Aunque mi amigo Mickey estaba perdiendo la vista, me dijo: «Seguiré alabando a Dios cada día, porque ha hecho mucho por mí».
Jesús le dio a mi amigo, y a nosotros, la mejor razón para una alabanza constante. Mateo 26 muestra que Jesús compartió la cena de Pascua con sus discípulos la noche antes de ir a la cruz. El versículo 30 revela cómo concluyó la comida: «Y cuando hubieron cantado el himno, salieron al monte de los Olivos».

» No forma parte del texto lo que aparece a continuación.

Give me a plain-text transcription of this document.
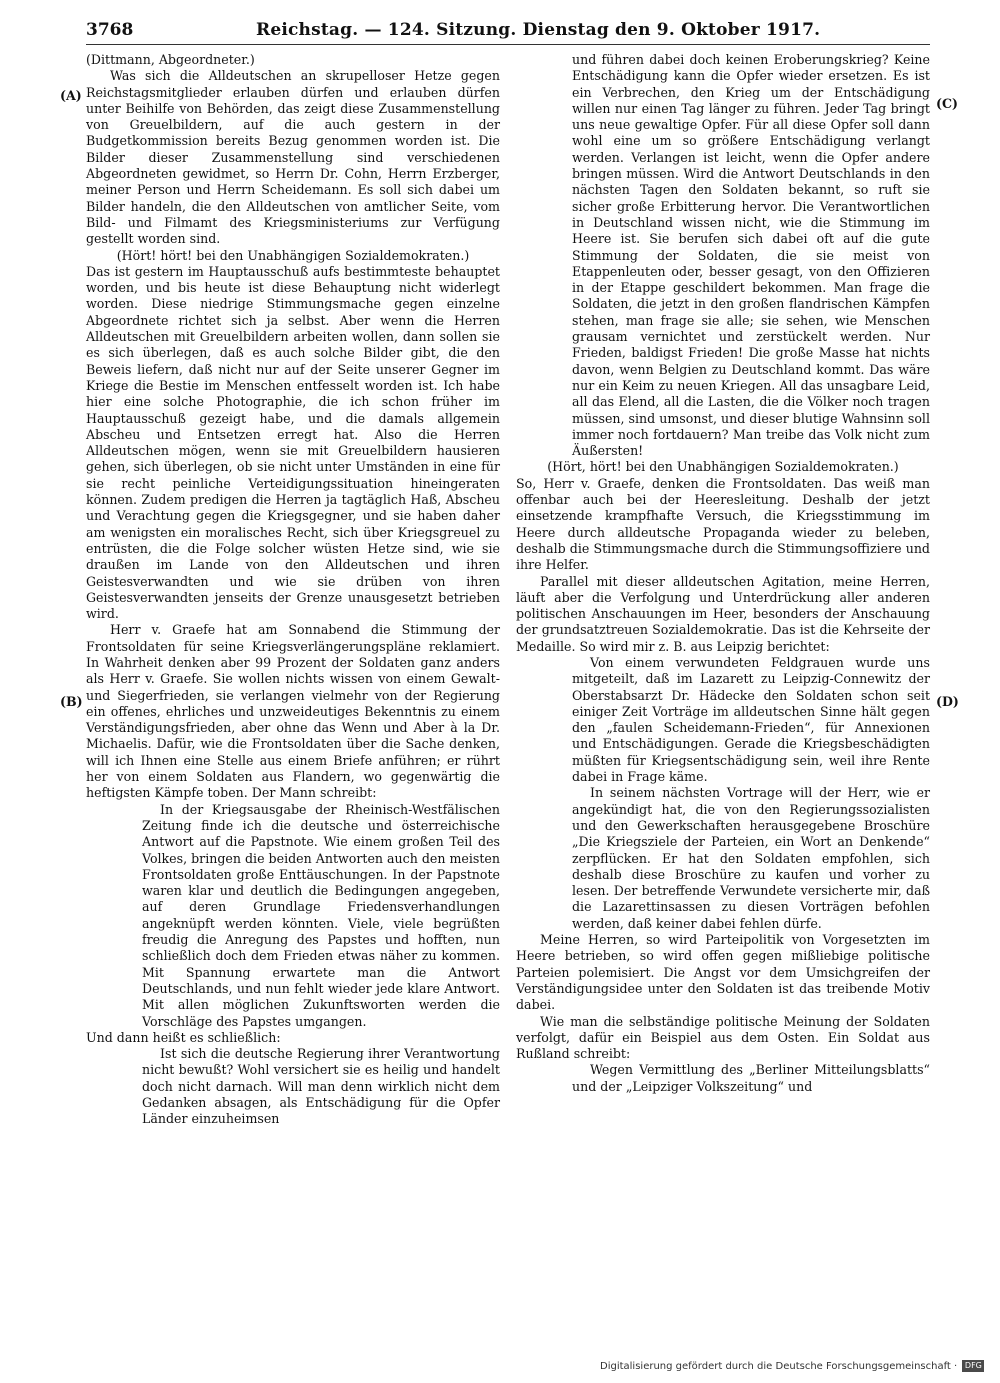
3768	Reichstag. — 124. Sitzung. Dienstag den 9. Oktober 1917.
(A)
(B)
(C)
(D)

(Dittmann, Abgeordneter.)

Was sich die Alldeutschen an skrupelloser Hetze gegen Reichstagsmitglieder erlauben dürfen und erlauben dürfen unter Beihilfe von Behörden, das zeigt diese Zusammenstellung von Greuelbildern, auf die auch gestern in der Budgetkommission bereits Bezug genommen worden ist. Die Bilder dieser Zusammenstellung sind verschiedenen Abgeordneten gewidmet, so Herrn Dr. Cohn, Herrn Erzberger, meiner Person und Herrn Scheidemann. Es soll sich dabei um Bilder handeln, die den Alldeutschen von amtlicher Seite, vom Bild- und Filmamt des Kriegsministeriums zur Verfügung gestellt worden sind.

(Hört! hört! bei den Unabhängigen Sozialdemokraten.)

Das ist gestern im Hauptausschuß aufs bestimmteste behauptet worden, und bis heute ist diese Behauptung nicht widerlegt worden. Diese niedrige Stimmungsmache gegen einzelne Abgeordnete richtet sich ja selbst. Aber wenn die Herren Alldeutschen mit Greuelbildern arbeiten wollen, dann sollen sie es sich überlegen, daß es auch solche Bilder gibt, die den Beweis liefern, daß nicht nur auf der Seite unserer Gegner im Kriege die Bestie im Menschen entfesselt worden ist. Ich habe hier eine solche Photographie, die ich schon früher im Hauptausschuß gezeigt habe, und die damals allgemein Abscheu und Entsetzen erregt hat. Also die Herren Alldeutschen mögen, wenn sie mit Greuelbildern hausieren gehen, sich überlegen, ob sie nicht unter Umständen in eine für sie recht peinliche Verteidigungssituation hineingeraten können. Zudem predigen die Herren ja tagtäglich Haß, Abscheu und Verachtung gegen die Kriegsgegner, und sie haben daher am wenigsten ein moralisches Recht, sich über Kriegsgreuel zu entrüsten, die die Folge solcher wüsten Hetze sind, wie sie draußen im Lande von den Alldeutschen und ihren Geistesverwandten und wie sie drüben von ihren Geistesverwandten jenseits der Grenze unausgesetzt betrieben wird.

Herr v. Graefe hat am Sonnabend die Stimmung der Frontsoldaten für seine Kriegsverlängerungspläne reklamiert. In Wahrheit denken aber 99 Prozent der Soldaten ganz anders als Herr v. Graefe. Sie wollen nichts wissen von einem Gewalt- und Siegerfrieden, sie verlangen vielmehr von der Regierung ein offenes, ehrliches und unzweideutiges Bekenntnis zu einem Verständigungsfrieden, aber ohne das Wenn und Aber à la Dr. Michaelis. Dafür, wie die Frontsoldaten über die Sache denken, will ich Ihnen eine Stelle aus einem Briefe anführen; er rührt her von einem Soldaten aus Flandern, wo gegenwärtig die heftigsten Kämpfe toben. Der Mann schreibt:

In der Kriegsausgabe der Rheinisch-Westfälischen Zeitung finde ich die deutsche und österreichische Antwort auf die Papstnote. Wie einem großen Teil des Volkes, bringen die beiden Antworten auch den meisten Frontsoldaten große Enttäuschungen. In der Papstnote waren klar und deutlich die Bedingungen angegeben, auf deren Grundlage Friedensverhandlungen angeknüpft werden könnten. Viele, viele begrüßten freudig die Anregung des Papstes und hofften, nun schließlich doch dem Frieden etwas näher zu kommen. Mit Spannung erwartete man die Antwort Deutschlands, und nun fehlt wieder jede klare Antwort. Mit allen möglichen Zukunftsworten werden die Vorschläge des Papstes umgangen.

Und dann heißt es schließlich:

Ist sich die deutsche Regierung ihrer Verantwortung nicht bewußt? Wohl versichert sie es heilig und handelt doch nicht darnach. Will man denn wirklich nicht dem Gedanken absagen, als Entschädigung für die Opfer Länder einzuheimsen

und führen dabei doch keinen Eroberungskrieg? Keine Entschädigung kann die Opfer wieder ersetzen. Es ist ein Verbrechen, den Krieg um der Entschädigung willen nur einen Tag länger zu führen. Jeder Tag bringt uns neue gewaltige Opfer. Für all diese Opfer soll dann wohl eine um so größere Entschädigung verlangt werden. Verlangen ist leicht, wenn die Opfer andere bringen müssen. Wird die Antwort Deutschlands in den nächsten Tagen den Soldaten bekannt, so ruft sie sicher große Erbitterung hervor. Die Verantwortlichen in Deutschland wissen nicht, wie die Stimmung im Heere ist. Sie berufen sich dabei oft auf die gute Stimmung der Soldaten, die sie meist von Etappenleuten oder, besser gesagt, von den Offizieren in der Etappe geschildert bekommen. Man frage die Soldaten, die jetzt in den großen flandrischen Kämpfen stehen, man frage sie alle; sie sehen, wie Menschen grausam vernichtet und zerstückelt werden. Nur Frieden, baldigst Frieden! Die große Masse hat nichts davon, wenn Belgien zu Deutschland kommt. Das wäre nur ein Keim zu neuen Kriegen. All das unsagbare Leid, all das Elend, all die Lasten, die die Völker noch tragen müssen, sind umsonst, und dieser blutige Wahnsinn soll immer noch fortdauern? Man treibe das Volk nicht zum Äußersten!

(Hört, hört! bei den Unabhängigen Sozialdemokraten.)

So, Herr v. Graefe, denken die Frontsoldaten. Das weiß man offenbar auch bei der Heeresleitung. Deshalb der jetzt einsetzende krampfhafte Versuch, die Kriegsstimmung im Heere durch alldeutsche Propaganda wieder zu beleben, deshalb die Stimmungsmache durch die Stimmungsoffiziere und ihre Helfer.

Parallel mit dieser alldeutschen Agitation, meine Herren, läuft aber die Verfolgung und Unterdrückung aller anderen politischen Anschauungen im Heer, besonders der Anschauung der grundsatztreuen Sozialdemokratie. Das ist die Kehrseite der Medaille. So wird mir z. B. aus Leipzig berichtet:

Von einem verwundeten Feldgrauen wurde uns mitgeteilt, daß im Lazarett zu Leipzig-Connewitz der Oberstabsarzt Dr. Hädecke den Soldaten schon seit einiger Zeit Vorträge im alldeutschen Sinne hält gegen den „faulen Scheidemann-Frieden“, für Annexionen und Entschädigungen. Gerade die Kriegsbeschädigten müßten für Kriegsentschädigung sein, weil ihre Rente dabei in Frage käme.

In seinem nächsten Vortrage will der Herr, wie er angekündigt hat, die von den Regierungssozialisten und den Gewerkschaften herausgegebene Broschüre „Die Kriegsziele der Parteien, ein Wort an Denkende“ zerpflücken. Er hat den Soldaten empfohlen, sich deshalb diese Broschüre zu kaufen und vorher zu lesen. Der betreffende Verwundete versicherte mir, daß die Lazarettinsassen zu diesen Vorträgen befohlen werden, daß keiner dabei fehlen dürfe.

Meine Herren, so wird Parteipolitik von Vorgesetzten im Heere betrieben, so wird offen gegen mißliebige politische Parteien polemisiert. Die Angst vor dem Umsichgreifen der Verständigungsidee unter den Soldaten ist das treibende Motiv dabei.

Wie man die selbständige politische Meinung der Soldaten verfolgt, dafür ein Beispiel aus dem Osten. Ein Soldat aus Rußland schreibt:

Wegen Vermittlung des „Berliner Mitteilungsblatts“ und der „Leipziger Volkszeitung“ und

Digitalisierung gefördert durch die Deutsche Forschungsgemeinschaft · DFG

No se trataba de cualquier himno; era una alabanza. Durante miles de años, los judíos han cantado un grupo de salmos llamado «el Halel» en Pascua (halel es la palabra judía para «alabanza»). La última de estas oraciones y cantos de alabanza, que se encuentra en los Salmos 113–118, honra al Dios que se ha transformado en nuestra salvación (118:21). Se refiere a una piedra rechazada que se volvió la piedra del ángulo (v. 22) y a uno que viene en el nombre del Señor (v. 26). Es posible que hayan cantado: «Este es el día que hizo el Señor; nos gozaremos y alegraremos en él» (v. 24).
Al cantar con sus discípulos, Jesús nos dio la mejor razón para levantar la mirada por encima de nuestras circunstancias inmediatas. Nos guió a alabar el amor y la fidelidad eternos de Dios.